A Amazônia sob fogo cruzado

Rafael Chambouleyron

  • Em 1609, depois de ir de Pernambuco ao Maranhão em uma missão, o padre jesuíta Luís Figueira escreveu que a viagem era tão longa que seria mais fácil e menos demorado viajar até os Açores, arquipélago português no Atlântico Norte. A grande distância em relação à cidade de Salvador da Bahia – capital do Estado do Brasil – foi um fator determinante na decisão de se criar uma província administrativa independente no norte da América. Tendo São Luís como capital, o Estado do Maranhão e Pará (ou Grão-Pará) seria fundado efetivamente em 1626, com a chegada do primeiro governador, Francisco Coelho de Carvalho. Mas os portugueses – ainda integrando a União Ibérica, liderada pela Espanha – teriam que travar inúmeras batalhas para assegurar o controle da região, muito cobiçada por outras potências européias e assolada por povos indígenas hostis aos conquistadores lusitanos.

     Quando comparadas a outras partes da América portuguesa, a conquista e a ocupação da região amazônica ocorreram relativamente tarde. Foi somente durante a década de 1610 – mais de meio século depois do estabelecimento de Salvador como capital do Brasil – que a Coroa resolveu ocupar a região de forma sistemática e definitiva. O Estado do Maranhão correspondia aproximadamente à atual Amazônia brasileira e compreendia várias capitanias reais (diretamente submetidas ao rei) – como Pará, Maranhão e, depois, Piauí – e privadas (de donatários), como Cametá, Caeté, Tapuitapera e Ilha Grande de Joanes.

     A tarefa de ocupar o novo estado seria, de fato, árdua para os portugueses: outras nações – particularmente a França, a Inglaterra e as Províncias Unidas (Holanda) –, atraídas pelas promessas de riquezas, enviaram para lá várias expedições. Já no fim da década de 1610, o capitão Manuel de Sousa de Eça, um dos primeiros conquistadores portugueses a atingirem a região, advertia a Coroa contra as atividades de holandeses e ingleses. Os estrangeiros visitavam o Cabo do Norte (atual estado do Amapá), comerciando tabaco e plantas tintórias (como urucum e carajuru), além de madeiras. Diferentemente dos portugueses, os ingleses e holandeses usaram a margem ocidental do delta do Amazonas para penetrar no território. Possuíam diversos postos na Amazônia e ao longo de vários rios, como o Tapajós e o Xingu. 

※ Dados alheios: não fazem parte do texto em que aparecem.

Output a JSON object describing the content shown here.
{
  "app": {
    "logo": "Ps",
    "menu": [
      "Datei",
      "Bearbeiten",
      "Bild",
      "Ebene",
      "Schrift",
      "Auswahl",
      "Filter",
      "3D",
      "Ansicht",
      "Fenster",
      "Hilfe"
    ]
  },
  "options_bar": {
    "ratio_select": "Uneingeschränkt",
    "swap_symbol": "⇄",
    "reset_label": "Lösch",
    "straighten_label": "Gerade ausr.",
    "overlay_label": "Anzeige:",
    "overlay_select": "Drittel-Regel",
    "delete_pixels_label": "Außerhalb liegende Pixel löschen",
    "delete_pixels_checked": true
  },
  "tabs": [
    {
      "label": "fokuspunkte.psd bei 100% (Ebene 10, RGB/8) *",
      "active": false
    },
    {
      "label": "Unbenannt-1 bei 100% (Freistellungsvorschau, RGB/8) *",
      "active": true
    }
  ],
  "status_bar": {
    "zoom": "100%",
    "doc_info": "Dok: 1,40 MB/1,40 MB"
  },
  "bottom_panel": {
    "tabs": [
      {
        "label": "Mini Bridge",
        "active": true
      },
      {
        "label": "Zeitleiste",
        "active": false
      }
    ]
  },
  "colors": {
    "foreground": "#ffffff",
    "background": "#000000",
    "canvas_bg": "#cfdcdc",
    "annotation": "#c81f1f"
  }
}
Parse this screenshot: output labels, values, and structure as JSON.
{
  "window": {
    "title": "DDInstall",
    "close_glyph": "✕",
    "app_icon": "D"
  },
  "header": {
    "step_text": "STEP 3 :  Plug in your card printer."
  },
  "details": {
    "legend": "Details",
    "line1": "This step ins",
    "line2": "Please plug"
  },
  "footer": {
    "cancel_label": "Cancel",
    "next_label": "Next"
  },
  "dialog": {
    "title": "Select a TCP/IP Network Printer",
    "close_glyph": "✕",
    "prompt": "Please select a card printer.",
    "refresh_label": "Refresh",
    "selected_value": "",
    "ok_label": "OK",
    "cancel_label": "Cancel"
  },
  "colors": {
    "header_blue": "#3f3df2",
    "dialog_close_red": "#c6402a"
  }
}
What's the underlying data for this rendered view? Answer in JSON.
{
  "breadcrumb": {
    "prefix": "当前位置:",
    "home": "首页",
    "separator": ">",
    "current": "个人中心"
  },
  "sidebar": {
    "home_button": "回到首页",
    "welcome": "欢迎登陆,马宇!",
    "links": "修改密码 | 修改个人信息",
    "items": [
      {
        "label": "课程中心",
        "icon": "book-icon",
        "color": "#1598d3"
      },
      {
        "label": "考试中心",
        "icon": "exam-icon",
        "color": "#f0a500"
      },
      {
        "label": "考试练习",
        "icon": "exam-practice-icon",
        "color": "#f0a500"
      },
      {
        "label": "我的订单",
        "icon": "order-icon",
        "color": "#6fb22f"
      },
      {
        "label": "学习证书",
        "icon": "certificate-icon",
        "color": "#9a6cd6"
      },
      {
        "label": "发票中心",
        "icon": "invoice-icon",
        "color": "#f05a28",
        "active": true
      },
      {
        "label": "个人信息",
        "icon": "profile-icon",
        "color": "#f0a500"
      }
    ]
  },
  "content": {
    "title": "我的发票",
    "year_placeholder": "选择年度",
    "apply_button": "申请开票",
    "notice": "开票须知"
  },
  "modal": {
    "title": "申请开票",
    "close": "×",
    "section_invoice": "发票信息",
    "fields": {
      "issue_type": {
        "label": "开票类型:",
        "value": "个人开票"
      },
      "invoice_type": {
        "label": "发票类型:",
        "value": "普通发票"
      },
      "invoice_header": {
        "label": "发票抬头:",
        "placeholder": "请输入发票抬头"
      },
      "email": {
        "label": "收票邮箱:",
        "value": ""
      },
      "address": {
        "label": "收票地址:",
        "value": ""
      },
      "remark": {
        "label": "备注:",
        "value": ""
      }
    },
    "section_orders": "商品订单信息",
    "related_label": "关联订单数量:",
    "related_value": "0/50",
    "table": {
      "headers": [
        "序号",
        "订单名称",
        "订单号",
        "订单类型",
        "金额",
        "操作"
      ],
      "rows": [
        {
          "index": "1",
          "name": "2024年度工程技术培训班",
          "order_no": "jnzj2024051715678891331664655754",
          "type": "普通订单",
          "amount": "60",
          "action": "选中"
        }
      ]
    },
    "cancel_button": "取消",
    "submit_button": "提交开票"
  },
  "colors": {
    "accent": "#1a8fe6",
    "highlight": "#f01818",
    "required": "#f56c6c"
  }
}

     A presença francesa era vista como uma perigosa ameaça aos interesses portugueses no Maranhão. Sob pressão, a Coroa toma uma decisão enérgica: a região deveria ser conquistada de uma vez por todas, e o quanto antes. Os franceses já estavam por ali havia algum tempo: dois exploradores, Charles des Vaux e Jacques Riffault, haviam se instalado entre os índios, estabelecendo importantes relações com certos grupos nativos. Mas somente alguns anos depois, quando retornou à França, Charles des Vaux encontraria os parceiros certos para empreender uma missão de maior amplitude na Amazônia. Com a autorização da rainha regente da França, o conquistador capitaneou uma companhia de colonização que chegaria ao Maranhão em 1612.

  •  A ameaça representada pela vila francesa de São Luís, numa terra da qual a Coroa ibérica se considerava dona por direito, serviu de justificativa para o envio de uma expedição militar com o objetivo de expulsar os “intrusos”. Havia muito tempo que os portugueses estavam combatendo os franceses no atual Nordeste, forçando-os a se deslocarem para o norte e para o oeste. Em 1615, Portugal finalmente conquistou São Luís, depois de alguns meses de conflitos. As batalhas contra a França se mantiveram no continente durante séculos, principalmente por causa da fundação de Caiena (atual Guiana Francesa).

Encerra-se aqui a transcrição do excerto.